Published on September 23rd, 2011 | by Padraic Coffey1
“No one’s going to come and see it because it’s about gay sex,” muses a character midway through Andrew Haigh’s Weekend. “The gays’ll only come because they want a glimpse… and they’ll be disappointed. But the straights won’t come because, well, it’s got nothing to do with their world.” Though ostensibly referring to an art project by gallery employee Glen (Chris New), this exchange could reflect Haigh’s own attitude in bringing such a clearly personal project to the bring screen. Masking its extremely modest budget (estimated at around £120,000) through beautifully shot digital cinematography, Weekend is a daring, exploitation-free examination of lifestyles which are visible but often misrepresented in contemporary British culture.
Russell (Tom Cullen) is a lifeguard whose sexual encounters are a means with which to fill the void left by a childhood in foster care. One Friday night he encounters Glen in a gay bar. Glen is, superficially, a polar opposite of Russell; opinionated and unabashed with his sexuality where Russell is reserved. Their tryst extends beyond a one-night-stand into spending the majority of the weekend together, before Glen departs for a two-year Art course in the United States. Plot summaries are effectively redundant with films like Weekend, which are driven not by incident but by character and tone.
The common cinematic trope of the perpetual gay social life is slated by Haigh. Glen may seem a relentlessly energetic character, championing gay rights and condemning lethargy among the LGBTQ community in England, yet his ‘art project’ is in many ways the mirror-image of Russell’s privately-kept journal: a method of cataloguing sexual encounters for a personal keepsake.
Haigh’s title may or may not be an homage to Jean-Luc Godard’s 1967 film Weekend, though the jump-cuts which Godard popularised with his A Bout De Soufflé are certainly prevalent in early portions of the film. Stylistically, Weekend recalls another British film released almost simultaneously; Bean Wheatley’s Kill List, already on its way to becoming a cult horror favourite. Like Kill List, the film’s stark photography and lack of incidental music lend it a uniquely European tone. Had Steve McQueen been compelled to set his story of sex-addiction, Shame, in London as opposed to New York, the result could well have resembled Weekend, though Haigh’s film is finally much more optimistic than the former.
Haigh cut his teeth as assistant editor on Ridley Scott efforts Gladiator and Black Hawk Down, and frames several shots with an artistic eye, such as Russell surveying the deep end of a swimming pool, having initiated further contact with Glen via text message. If Glen is a character through which Haigh’s own attitudes to an overwhelmingly heterosexual culture are expressed, the director certainly makes no concessions to prudish audiences. In terms of explicitness, the sex scenes are at least the equal of any film concerning straight relationships to emerge in recent years, as are the frank discussions of sexuality throughout.
Finally, and frustratingly, Weekend runs out of steam before its brief running time is elapsed.

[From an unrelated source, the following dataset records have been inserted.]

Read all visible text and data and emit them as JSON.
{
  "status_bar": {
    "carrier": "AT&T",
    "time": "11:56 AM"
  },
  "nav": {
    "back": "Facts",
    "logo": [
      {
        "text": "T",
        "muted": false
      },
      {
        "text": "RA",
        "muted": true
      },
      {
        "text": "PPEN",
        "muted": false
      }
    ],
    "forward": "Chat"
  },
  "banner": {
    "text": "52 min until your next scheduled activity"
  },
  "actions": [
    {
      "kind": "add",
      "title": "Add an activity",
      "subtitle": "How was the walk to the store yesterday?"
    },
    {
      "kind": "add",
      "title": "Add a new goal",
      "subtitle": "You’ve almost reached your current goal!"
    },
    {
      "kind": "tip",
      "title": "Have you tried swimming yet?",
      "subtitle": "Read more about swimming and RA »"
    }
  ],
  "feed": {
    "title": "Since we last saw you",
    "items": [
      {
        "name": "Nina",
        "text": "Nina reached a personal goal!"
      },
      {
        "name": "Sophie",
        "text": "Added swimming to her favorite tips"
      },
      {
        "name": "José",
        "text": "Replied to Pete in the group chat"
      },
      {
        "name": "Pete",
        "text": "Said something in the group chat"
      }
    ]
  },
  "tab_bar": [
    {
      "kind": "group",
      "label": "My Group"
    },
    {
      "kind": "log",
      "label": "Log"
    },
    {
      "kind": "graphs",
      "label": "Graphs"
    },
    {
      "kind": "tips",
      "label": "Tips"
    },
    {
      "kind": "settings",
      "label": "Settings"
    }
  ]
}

Viewers may well end up glancing at their watch before the final, inevitable platform altercation. Nevertheless, there is much to be gleaned from Haigh’s film, not least the superb, naturalistic performances from Cullen and New. Their improvisation-heavy dialogues charmed moviegoers at the 2011 South by Southwest (SXSW) festival, where Weekend collected the Audience Award for Emerging Visions. In 2012, it was added to the prestigious Criterion Collection on DVD and Blu-Ray.